Когда он был ещё ребёнком, отец взял его с собой, он ел и спал в повозке. Он вращался вокруг отца, вырванный из тёплых объятий матери. Но вот интересно, свидетелем чего бар Дервиша? Есть ли мужчины, которым известны секреты о его матери, чего не мог знать он сам?!
Он в гневе пробормотал:
— Горе тому, у кого возник злой умысел ворваться в это святилище и осквернить его!
Однажды он увидел лицо, вернувшее его на много лет назад, в детство. Он ехал на своей повозке в сторону главной площади, и тут путь ему преградила драка, разгоревшаяся между девушкой и парнем. Девушка словно тигрица набросилась на парня, ударила его, плюнула ему в лицо и выплеснула целый поток ругательств, в то время как он пытался уберечься от её натиска и посылал в её адрес ещё более оскорбительные ругательства. Вокруг них столпились и смеялись люди.

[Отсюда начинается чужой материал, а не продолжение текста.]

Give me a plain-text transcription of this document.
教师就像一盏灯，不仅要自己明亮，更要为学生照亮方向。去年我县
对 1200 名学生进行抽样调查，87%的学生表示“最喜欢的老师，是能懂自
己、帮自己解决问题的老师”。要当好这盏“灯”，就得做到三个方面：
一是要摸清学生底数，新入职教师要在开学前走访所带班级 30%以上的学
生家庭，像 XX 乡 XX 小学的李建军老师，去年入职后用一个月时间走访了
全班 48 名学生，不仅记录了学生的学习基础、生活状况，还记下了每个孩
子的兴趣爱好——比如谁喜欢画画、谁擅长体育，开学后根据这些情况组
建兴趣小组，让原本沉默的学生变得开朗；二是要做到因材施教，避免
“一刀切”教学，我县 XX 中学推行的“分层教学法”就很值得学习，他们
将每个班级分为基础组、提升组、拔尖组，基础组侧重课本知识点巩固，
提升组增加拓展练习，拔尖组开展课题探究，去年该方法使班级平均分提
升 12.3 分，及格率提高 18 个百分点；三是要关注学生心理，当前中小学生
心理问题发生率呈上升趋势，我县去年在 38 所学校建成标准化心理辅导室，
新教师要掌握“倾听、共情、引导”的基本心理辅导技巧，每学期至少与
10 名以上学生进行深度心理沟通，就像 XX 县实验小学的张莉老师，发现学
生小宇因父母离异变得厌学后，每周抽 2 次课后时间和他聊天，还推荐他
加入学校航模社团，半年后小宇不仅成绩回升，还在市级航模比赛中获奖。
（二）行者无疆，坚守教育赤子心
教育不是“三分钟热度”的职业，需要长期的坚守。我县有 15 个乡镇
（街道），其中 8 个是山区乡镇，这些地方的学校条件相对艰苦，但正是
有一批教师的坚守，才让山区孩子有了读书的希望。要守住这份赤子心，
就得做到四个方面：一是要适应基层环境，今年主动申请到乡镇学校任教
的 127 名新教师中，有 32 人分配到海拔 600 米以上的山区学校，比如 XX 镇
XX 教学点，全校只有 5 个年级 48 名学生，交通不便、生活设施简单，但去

Когда они увидели Шамс Ад-Дина, то поприветствовали его. На этом драка закончилась, и парень убежал. Девушка принялась подбирать с земли свою накидку и обернула её вокруг себя, робко поглядев на Шамс Ад-Дина. Её живость приятно удивила его, как и свежесть лица, и гибкость тела. Она заметила, что он смотрит на неё, и извиняющимся тоном сказала:
— Ему недоставало почтения, мастер, и я преподала урок…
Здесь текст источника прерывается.